Despite the current scare facing the world today and the sadness resulting from the closing of schools, a group of Chesterfield County students decided to gather their strengths to help combat these issues. Midlo senior Trey Powers and his friends prepared and launched a Minecraft graduation ceremony, thus allowing any senior in Chesterfield County to experience a graduation. For this group of friends, who headed to different high schools after attending Tomahawk Creek Middle School, Minecraft served as a connection, a way to maintain contact. Due to the importance of this gaming service in their lives, they decided it would serve as the perfect location for the graduation. Powers shared that his “heart sank as [Governor] Ralph Northam announced that all school facilities were to shut down for the rest of the school year,” and while attempting to cheer him up, a friend joked about creating an online gaming graduation, yet Powers and his friends immediately saw this idea as “exactly what [they] all needed to relieve the stress of the current situation.” After this enlightenment, this group of buddies continued full steam ahead to bring their creative idea to fruition.

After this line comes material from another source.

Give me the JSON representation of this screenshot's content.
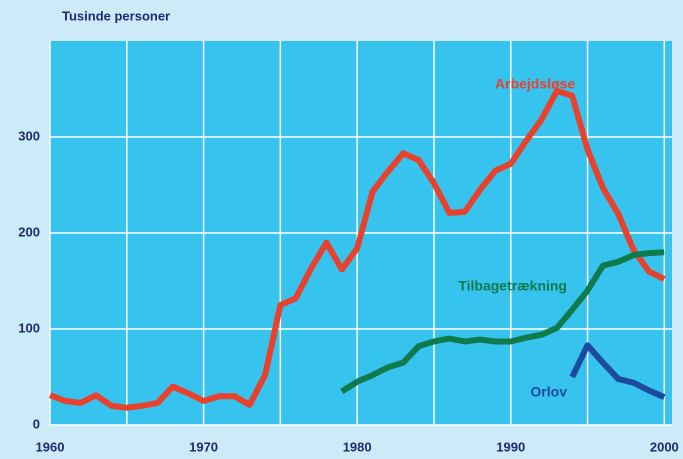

A group of students, including Midlo’s Zach Westhaver, Michael Iannitto, Ian Karst, Sebastian West, Cash Allen, and Sam Buettner, built the arena for the graduation to take place. They began in a field on the server, using various building blocks to construct a seating area and stage featuring Midlo’s famous blue and gold “M” mark, along with lighting to highlight the students and a firework display to celebrate once all the characters have walked across the stage. A gaming communication app called Discord allowed the students to communicate during the building and the graduation. This graduation not only entertained the friends during quarantine, but it also gained the attention of news websites across Virginia, including the Richmond Times Dispatch and the Culpeper Star-Exponent.

After the building took place, Powers decided to expand this event beyond his group of friends, promoting the graduation on Snapchat and inviting others to come and watch as their friends graduated or graduate themselves. Powers comments, “I clearly wasn’t the only one struggling with this issue, so why not invite others to help them forget their worries as well?” In the end, roughly 20 seniors participated in the graduation, bringing Powers and his friends a great deal of pride, as they felt their hobby had turned into something that brought others in Midlothian and across the county some joy in light of the COVID-19 fear. Powers summarizes the event, sharing, “Though short and sweet, the sense of pride I felt in my friends and for myself was immense. Everyone was laughing and joking, sharing fond memories of their experiences in high school. I truly am thankful for my friends being a reason to smile in these stressful times.”